Against the backdrop of the Federal Reserve's interest rate cut expectations continuously shrinking and signs of a resurgence in U.S. inflation, Tuesday's substantial rebound in U.S. Treasury bond prices is clearly a rare occurrence in recent weeks. However, looking at the market news overnight, it does not seem surprising that the bond market eventually presented this scenario.
In terms of macroeconomic data, data released by the New York Fed on Tuesday showed that manufacturing activity in New York State fell back into a contraction range this month, with both order and shipment indicators weakening, which contrasts sharply with the strong recovery trend of the previous month.
The data shows that the U.S. October New York Fed Manufacturing Index plummeted to -11.9, with expectations at 3.6. A figure below zero indicates a contraction in manufacturing activity, and the current report is clearly lower than all the forecast values of economists surveyed.
What particularly surprised market participants about this data was the comparison with last month's figures— the September New York Fed Manufacturing Index had reached 11.5, the highest level in 30 months. However, just one month later, this figure plummeted by 23.4 points, with a single-month fluctuation that is staggering.
If the latest New York Fed Manufacturing Index overnight indicates that the U.S. economy, especially the manufacturing sector, is still unstable and the downward pressure on the economy is expected to boost U.S. Treasuries, then the continuous significant decline in oil prices this week also proves the rationality of the U.S. Treasury rebound from another dimension: lower energy prices may help further alleviate inflationary pressures.
Oil prices fell by more than 4% again on Tuesday, touching the lowest level in nearly two weeks, due to weak demand prospects and media reports that Israel will not strike Iran's nuclear and oil facilities, easing market concerns about supply disruptions.
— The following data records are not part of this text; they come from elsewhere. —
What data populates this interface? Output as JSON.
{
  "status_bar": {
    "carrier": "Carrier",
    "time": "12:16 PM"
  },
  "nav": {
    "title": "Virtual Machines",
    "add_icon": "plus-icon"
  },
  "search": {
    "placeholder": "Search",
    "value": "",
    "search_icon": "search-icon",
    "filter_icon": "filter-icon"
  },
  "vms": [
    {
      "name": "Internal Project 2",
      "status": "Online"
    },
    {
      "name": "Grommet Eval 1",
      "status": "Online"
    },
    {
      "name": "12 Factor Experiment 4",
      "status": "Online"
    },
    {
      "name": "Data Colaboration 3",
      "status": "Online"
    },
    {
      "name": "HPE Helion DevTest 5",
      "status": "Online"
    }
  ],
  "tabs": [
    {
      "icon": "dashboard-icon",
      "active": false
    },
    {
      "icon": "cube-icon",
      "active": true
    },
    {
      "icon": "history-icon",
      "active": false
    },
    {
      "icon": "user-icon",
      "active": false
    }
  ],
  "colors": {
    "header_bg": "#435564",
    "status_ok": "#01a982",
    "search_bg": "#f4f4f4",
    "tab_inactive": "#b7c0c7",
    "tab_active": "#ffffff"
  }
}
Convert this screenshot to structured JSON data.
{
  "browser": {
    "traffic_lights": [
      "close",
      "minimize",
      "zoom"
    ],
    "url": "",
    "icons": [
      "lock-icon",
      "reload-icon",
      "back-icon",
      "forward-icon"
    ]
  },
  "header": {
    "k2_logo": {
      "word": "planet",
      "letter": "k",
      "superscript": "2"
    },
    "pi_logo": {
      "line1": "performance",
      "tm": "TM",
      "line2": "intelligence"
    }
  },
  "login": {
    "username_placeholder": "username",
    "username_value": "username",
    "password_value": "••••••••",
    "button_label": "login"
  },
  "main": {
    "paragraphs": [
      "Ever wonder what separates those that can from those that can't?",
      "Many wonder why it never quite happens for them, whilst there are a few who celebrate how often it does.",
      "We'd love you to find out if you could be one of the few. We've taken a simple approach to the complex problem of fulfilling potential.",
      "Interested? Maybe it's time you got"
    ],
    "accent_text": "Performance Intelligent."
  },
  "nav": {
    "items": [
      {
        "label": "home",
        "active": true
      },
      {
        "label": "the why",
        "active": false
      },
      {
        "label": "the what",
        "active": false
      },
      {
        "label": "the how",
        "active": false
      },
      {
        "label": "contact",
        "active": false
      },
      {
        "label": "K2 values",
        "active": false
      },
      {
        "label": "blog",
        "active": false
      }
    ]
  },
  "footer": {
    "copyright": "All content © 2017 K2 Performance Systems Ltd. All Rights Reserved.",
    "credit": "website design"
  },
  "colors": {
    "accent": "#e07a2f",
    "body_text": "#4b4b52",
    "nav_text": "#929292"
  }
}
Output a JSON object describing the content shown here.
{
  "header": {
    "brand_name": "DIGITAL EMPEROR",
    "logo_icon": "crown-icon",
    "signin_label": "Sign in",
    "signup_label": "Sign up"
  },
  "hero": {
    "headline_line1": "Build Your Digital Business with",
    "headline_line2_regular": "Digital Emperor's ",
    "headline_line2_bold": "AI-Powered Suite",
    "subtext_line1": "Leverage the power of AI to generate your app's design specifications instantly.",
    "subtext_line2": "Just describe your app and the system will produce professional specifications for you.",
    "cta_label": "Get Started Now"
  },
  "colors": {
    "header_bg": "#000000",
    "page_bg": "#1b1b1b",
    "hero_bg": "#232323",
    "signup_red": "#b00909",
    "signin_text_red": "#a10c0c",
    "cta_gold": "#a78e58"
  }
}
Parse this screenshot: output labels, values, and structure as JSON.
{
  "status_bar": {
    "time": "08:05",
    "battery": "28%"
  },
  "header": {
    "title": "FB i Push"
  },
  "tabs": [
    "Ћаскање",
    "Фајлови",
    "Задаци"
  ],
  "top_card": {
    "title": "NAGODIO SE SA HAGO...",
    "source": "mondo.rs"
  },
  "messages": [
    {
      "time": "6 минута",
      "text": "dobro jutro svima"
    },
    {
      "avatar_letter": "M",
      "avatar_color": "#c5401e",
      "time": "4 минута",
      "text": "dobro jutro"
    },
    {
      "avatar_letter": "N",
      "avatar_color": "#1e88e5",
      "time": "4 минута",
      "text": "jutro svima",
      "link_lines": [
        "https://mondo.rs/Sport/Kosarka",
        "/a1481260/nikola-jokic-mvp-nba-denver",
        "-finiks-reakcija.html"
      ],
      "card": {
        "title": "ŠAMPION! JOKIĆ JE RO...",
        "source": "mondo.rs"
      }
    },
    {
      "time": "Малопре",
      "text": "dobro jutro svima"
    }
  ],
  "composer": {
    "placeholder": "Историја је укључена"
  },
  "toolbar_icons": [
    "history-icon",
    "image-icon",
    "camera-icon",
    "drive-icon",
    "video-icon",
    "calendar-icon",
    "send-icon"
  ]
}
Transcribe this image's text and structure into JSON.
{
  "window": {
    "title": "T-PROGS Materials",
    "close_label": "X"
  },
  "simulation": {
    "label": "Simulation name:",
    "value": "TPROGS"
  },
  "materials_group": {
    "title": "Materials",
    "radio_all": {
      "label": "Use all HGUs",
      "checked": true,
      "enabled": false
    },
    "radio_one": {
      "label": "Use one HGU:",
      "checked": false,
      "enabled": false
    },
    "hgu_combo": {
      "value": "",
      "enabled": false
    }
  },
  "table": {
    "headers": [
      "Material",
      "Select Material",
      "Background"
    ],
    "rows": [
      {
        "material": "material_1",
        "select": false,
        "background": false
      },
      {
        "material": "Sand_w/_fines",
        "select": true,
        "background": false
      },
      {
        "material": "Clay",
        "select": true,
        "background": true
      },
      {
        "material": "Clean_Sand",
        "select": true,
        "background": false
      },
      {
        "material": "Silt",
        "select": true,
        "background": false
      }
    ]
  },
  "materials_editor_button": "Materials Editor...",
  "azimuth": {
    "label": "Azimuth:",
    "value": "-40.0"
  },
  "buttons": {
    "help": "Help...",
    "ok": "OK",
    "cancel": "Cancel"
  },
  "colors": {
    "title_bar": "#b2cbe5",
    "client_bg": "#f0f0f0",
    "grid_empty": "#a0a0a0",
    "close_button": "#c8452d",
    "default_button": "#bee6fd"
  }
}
Brent crude futures settled down $3.21, or 4.14%, at $74.25 per barrel. U.S. WTI crude futures settled down $3.25, or 4.4%, at $70.58 per barrel.So far this week, both the US and Brent benchmark crude oil prices have fallen by about $5 each, almost erasing all the gains that had accumulated since investors worried that Israel might attack Iran's oil facilities in retaliation for Iran's missile strike in early October.

"We are seeing the war premium that accumulated last week unwinding," said Phil Flynn, a senior analyst at Price Futures Group. "What we are seeing is not a supply issue, but a risk issue of supply and demand."
Previously, against the backdrop of escalating tensions in the Middle East, investors had become increasingly concerned that US price pressures would rise again, and regardless of who is elected the next President of the United States, they might introduce policies that would push up inflation. However, the retreat in oil prices this week has largely eased this concern.
Christoph Rieger, head of interest rate and credit research at Commerzbank, said, "Recently, traders seem to have tied their trading programs to crude oil futures. Whether it is reasonable to adjust long-term inflation expectations in this context is another matter."
Looking at the performance of the "anchor of global asset pricing," the 10-year US Treasury yield, the current battle around the 4% integer level may be particularly crucial. Currently, the 10-year US Treasury yield has risen for four consecutive weeks, touching the highest since July 31 last week at 4.12%.
Jim Barnes, head of fixed income at Bryn Mawr Trust, said, "The upward trend in yields may have reached its limit at the current level, and it only takes a small catalyst to form a soft top at the current level."
"You may need some kind of substantial catalyst to allow yields to continue to rise, and since we do not have such a catalyst now, yields may only fluctuate within a range until we can obtain some evidence that something might affect the Federal Reserve's future actions," Barnes said.